Department of Psychiatry and Psychotherapy II, Mental Health & Old Age Psychiatry, Ulm University, Ulm, Germany.
BMC Med Res Methodol. 2011 Dec 16;11:169. doi: 10.1186/1471-2288-11-169.
The therapeutic efficacy of an intervention is often assessed in clinical trials by scales measuring multiple diverse activities that are added to produce a cumulative global score. Medical communities and health care systems subsequently use these data to calculate pooled effect sizes to compare treatments. This is done because major doubt has been cast over the clinical relevance of statistically significant findings relying on p values with the potential to report chance findings. Hence in an aim to overcome this pooling the results of clinical studies into a meta-analyses with a statistical calculus has been assumed to be a more definitive way of deciding of efficacy.

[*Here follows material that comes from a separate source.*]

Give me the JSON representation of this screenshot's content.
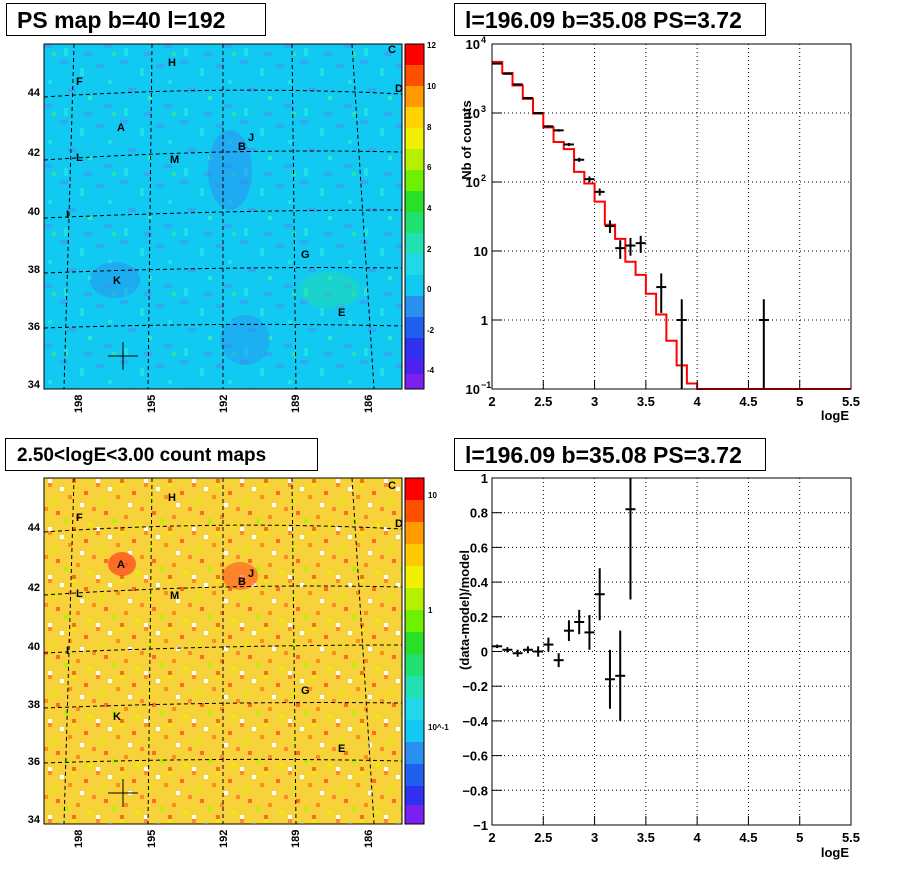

We simulate the therapeutic effects as measured with additive scales in patient cohorts with different disease severity and assess the limitations of an effect size calculation of additive scales which are proven mathematically.
We demonstrate that the major problem, which cannot be overcome by current numerical methods, is the complex nature and neurobiological foundation of clinical psychiatric endpoints in particular and additive scales in general. This is particularly relevant for endpoints used in dementia research. 'Cognition' is composed of functions such as memory, attention, orientation and many more. These individual functions decline in varied and non-linear ways. Here we demonstrate that with progressive diseases cumulative values from multidimensional scales are subject to distortion by the limitations of the additive scale. The non-linearity of the decline of function impedes the calculation of effect sizes based on cumulative values from these multidimensional scales.
Statistical analysis needs to be guided by boundaries of the biological condition. Alternatively, we suggest a different approach avoiding the error imposed by over-analysis of cumulative global scores from additive scales.
干预措施的治疗效果通常在临床试验中通过测量多种不同活动的量表来评估,这些活动被加起来产生一个累积的全球评分。医学社区和医疗保健系统随后使用这些数据计算汇总效应大小,以比较治疗方法。这是因为人们对基于 p 值的统计学显著发现的临床相关性产生了重大怀疑,这些 p 值有可能报告偶然发现。因此,为了克服这一问题,人们假设将临床研究的结果汇总到荟萃分析中,并进行统计学计算,是一种更确定地确定疗效的方法。
我们模拟了在不同疾病严重程度的患者队列中用加性量表测量的治疗效果,并评估了加性量表的效应大小计算的局限性,这些局限性已被证明在数学上是合理的。
我们证明了一个主要问题,即当前的数值方法无法克服,这就是临床精神科终点特别是加性量表的复杂性质和神经生物学基础。这对于痴呆症研究中使用的终点尤其相关。“认知”由记忆、注意力、定向等多种功能组成。这些功能以不同的、非线性的方式下降。在这里,我们证明了随着进行性疾病的发展,多维量表的累积值受到加性量表的限制的扭曲。功能下降的非线性阻碍了基于这些多维量表的累积值计算效应大小。
统计分析需要以生物学状况的界限为指导。或者,我们建议采用一种不同的方法,避免因对加性量表的累积全球评分进行过度分析而产生的错误。